В каждом фантасте живет и Дон-Кихот и Санчо Панса. Особенности личности и даже эпохи выражаются в различии взаимоотношений между первым и вторым. Понятия сервантесовского Дон-Кихота те же, что и у Санчо Пансы. Они верят в одно и то же — в высокое назначение Дон-Кихота. Их понятия — идеальные.
В донкихотстве Тартарена из Тараскона есть большая доля маниловщины, а в его Санчо сидит Собакевич. Это уже не трагедия, а фарс, где действует не вера, а самообман и где, в сущности, все кончается самообманом. Кончается тем, что действительность приспосабливает миф. Мифический подвиг начинает служить реальной прозе.
Дон-Кихот нашего века по-современному стыдится идеальных порывов своей фантазии. Он по-своему умудрен и лукав. Он не надевает доспехов. Он по форме предпочитает быть Санчо Пансой. И так вот, уже не един в двух лицах, а Дон-Кихот и Санчо в одном лице, думает о кибернетике и о покорении космоса и неторопливо шагает с палкой по горной тропе, все еще надеясь встретить снежного человека. Он думает, может быть, о необычайной действенности фантазии, о реальности фантастического в наше время — от Тура Хейердала до атомного реактора. Но он все же не отдается целиком на волю фантазии, потому что опыт ему подсказывает, как опасны фантастические понятия в области социальной или нравственной, где лучше сперва проверить их практикой и рассудком, иначе они — предрассудок.

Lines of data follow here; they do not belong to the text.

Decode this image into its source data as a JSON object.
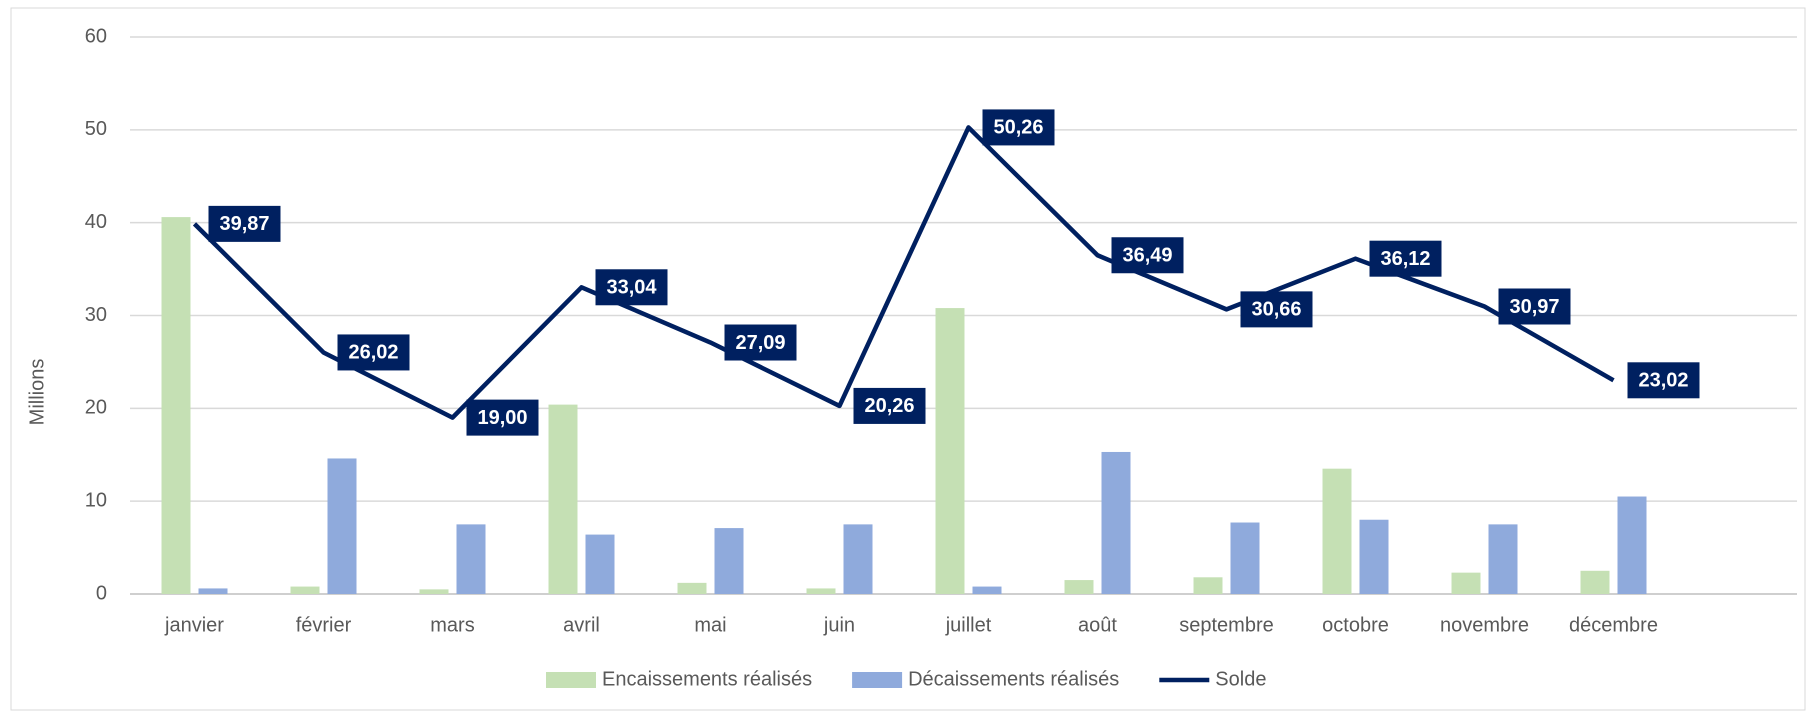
{
  "chart_data": {
    "type": "bar-line",
    "y_axis_label": "Millions",
    "categories": [
      "janvier",
      "février",
      "mars",
      "avril",
      "mai",
      "juin",
      "juillet",
      "août",
      "septembre",
      "octobre",
      "novembre",
      "décembre"
    ],
    "series": [
      {
        "name": "Encaissements réalisés",
        "type": "bar",
        "color": "#c5e0b4",
        "values": [
          40.6,
          0.8,
          0.5,
          20.4,
          1.2,
          0.6,
          30.8,
          1.5,
          1.8,
          13.5,
          2.3,
          2.5
        ]
      },
      {
        "name": "Décaissements réalisés",
        "type": "bar",
        "color": "#8faadc",
        "values": [
          0.6,
          14.6,
          7.5,
          6.4,
          7.1,
          7.5,
          0.8,
          15.3,
          7.7,
          8.0,
          7.5,
          10.5
        ]
      },
      {
        "name": "Solde",
        "type": "line",
        "color": "#002060",
        "values": [
          39.87,
          26.02,
          19.0,
          33.04,
          27.09,
          20.26,
          50.26,
          36.49,
          30.66,
          36.12,
          30.97,
          23.02
        ],
        "value_labels": [
          "39,87",
          "26,02",
          "19,00",
          "33,04",
          "27,09",
          "20,26",
          "50,26",
          "36,49",
          "30,66",
          "36,12",
          "30,97",
          "23,02"
        ]
      }
    ],
    "ylim": [
      0,
      60
    ],
    "yticks": [
      0,
      10,
      20,
      30,
      40,
      50,
      60
    ],
    "grid": true,
    "legend": "bottom"
  }
}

Я спросил однажды Всеволода Вячеславовича, прочитав его роман «Мы идем в Индию», есть ли книги, поминаемые и цитируемые там.
— Конечно, есть,— ответил он убежденно. И, помолчав, добавил: — А может быть, и нет.

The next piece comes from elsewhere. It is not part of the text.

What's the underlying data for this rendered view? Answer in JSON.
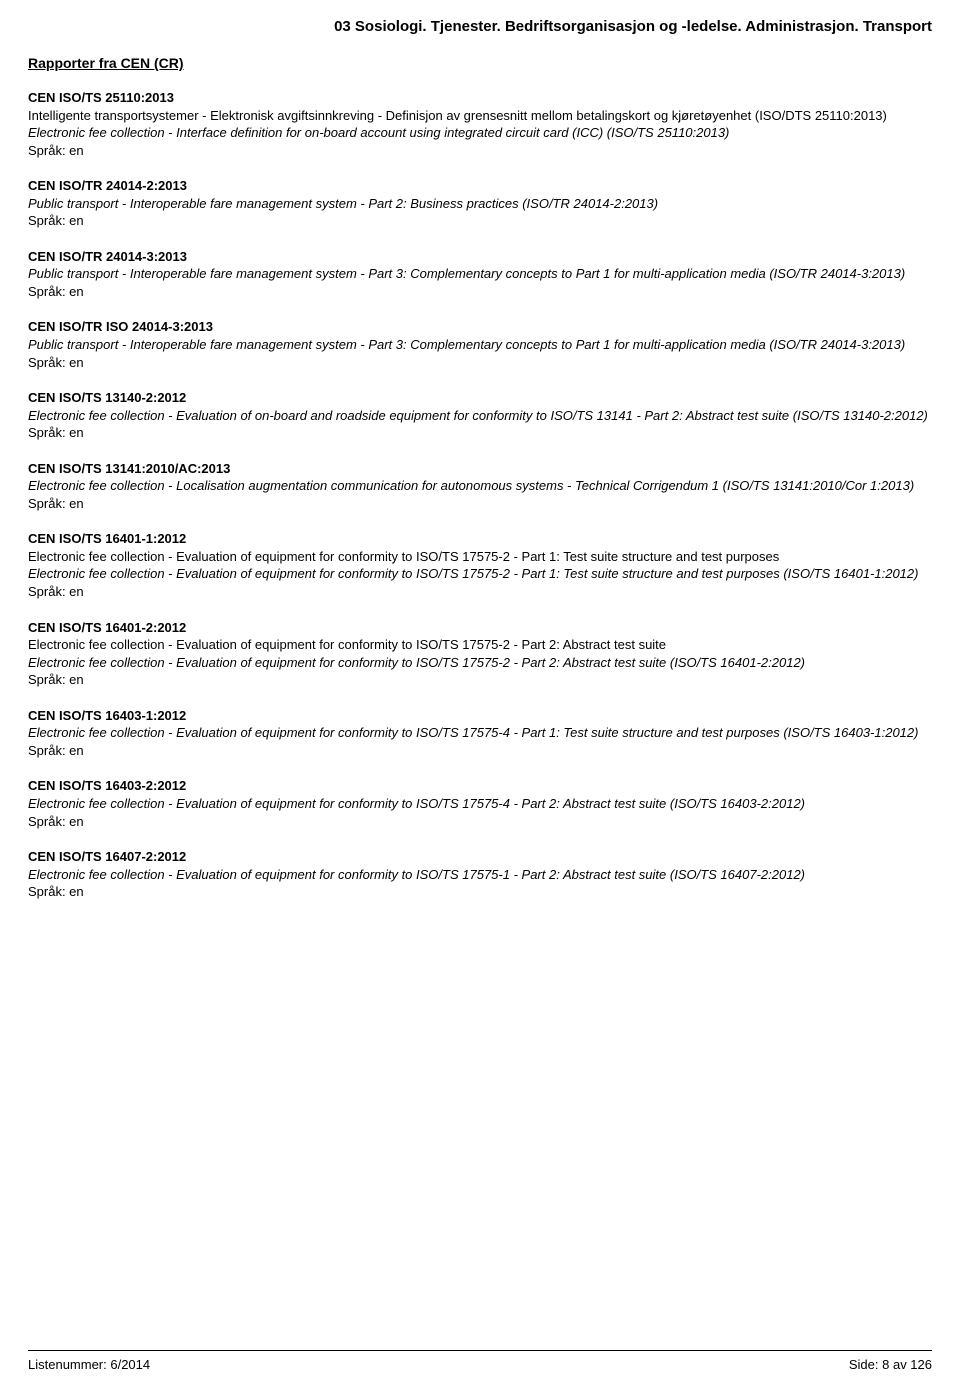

Я очень хорошо запомнил интонацию этого ответа. Мы шли полем в Переделкине (тем полем, что зовется Неясной поляной). Он, наверное, думал о другом, смотрел куда-то вдаль. И оба его ответа были машинальны и естественны, словно не противоречили друг другу.
Я не помню, что подумал тогда. Сейчас мне кажется, что вновь приоткрылась для меня важная грань его существования. Это всем детским существом фантаста Утверждаемое:
— Конечно, есть!
И отвергаемое зрелым опытом:
— А может быть, и нет...
Но в отрицании есть еще — «может быть». Есть место надежде. Может быть...
1965
День с Заболоцким
По Дубовому залу старого Дома литераторов шел человек степенный и респектабельный, с большим портфелем. Шел Павел Иванович Чичиков с аккуратным пробором, с редкими волосами, зачесанными набок до блеска. Мне сказали, что это Заболоцкий.

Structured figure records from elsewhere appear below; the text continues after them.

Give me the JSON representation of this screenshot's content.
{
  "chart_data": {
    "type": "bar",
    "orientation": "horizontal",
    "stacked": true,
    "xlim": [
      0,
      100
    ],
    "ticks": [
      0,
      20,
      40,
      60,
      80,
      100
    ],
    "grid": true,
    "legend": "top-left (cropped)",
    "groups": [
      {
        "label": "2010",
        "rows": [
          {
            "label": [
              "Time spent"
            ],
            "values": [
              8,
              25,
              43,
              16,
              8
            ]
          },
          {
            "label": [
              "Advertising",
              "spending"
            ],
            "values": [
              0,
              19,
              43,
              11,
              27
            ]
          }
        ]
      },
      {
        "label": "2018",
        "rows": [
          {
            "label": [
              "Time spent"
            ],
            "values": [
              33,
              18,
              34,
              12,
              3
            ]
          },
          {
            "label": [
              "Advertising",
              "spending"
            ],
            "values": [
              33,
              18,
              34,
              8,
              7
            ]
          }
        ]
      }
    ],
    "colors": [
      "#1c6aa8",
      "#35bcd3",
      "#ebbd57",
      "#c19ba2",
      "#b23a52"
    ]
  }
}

Первое впечатление от него было неожиданно — такой он был степенный, респектабельный и аккуратный. Какой-нибудь главбух солидного учреждения, неизвестно почему затесавшийся в ресторан Дома литераторов. Но все же это был Заболоцкий, и к нему хотелось присмотреться, хотелось отделить от него Павла Ивановича и главбуха, потому что были стихи не главбуха, не Павла Ивановича, и, значит, внешность была загадкой, или причудой, или хитростью.
Заболоцкий сидел, поставив на пол рядом с собой громадный портфель, и слушал кого-то из секции переводчиков. И вдруг понималось: ничего сладостного и умилительного в лице. Черты его правильны и строги. Поздний римлянин сидел перед нами и был отрешен, отчужден от всего, что происходит вокруг. Нет, тут не было позы, ничего задуманного, ничего для внешнего эффекта.
Одиночество не показное, гордость скромная. И портфель — талисман, бутафория, соломинка, броня. Он стоял рядом на полу, такой же отчужденный от всего, как и его владелец. Он лежал на полу, как сторожевая собака, готовый в любую секунду очутиться в руке. Нет, не в руке Павла Ивановича, может быть, в руке Каренина,— когда отбрасывался главбух, проступал Каренин, и это было ближе и точнее, но опять-таки не точно и не близко.
Точна посмертная маска: классик, мастер, мыслитель.
Заболоцкий — характер баховский. Конечно, баховский, с поправкой на XX век. Уже с простодушием изверившимся, гармонией сломанной. Где «баховское», пантеистическое — лишь форма, лишь противодействие ложному «бетховианству» и насмешка над дурашливым Моцартом. И — разрыв между «важной», спокойной, старомодной манерой и пытливой, современной, острой мыслью. И отсюда — гротеск.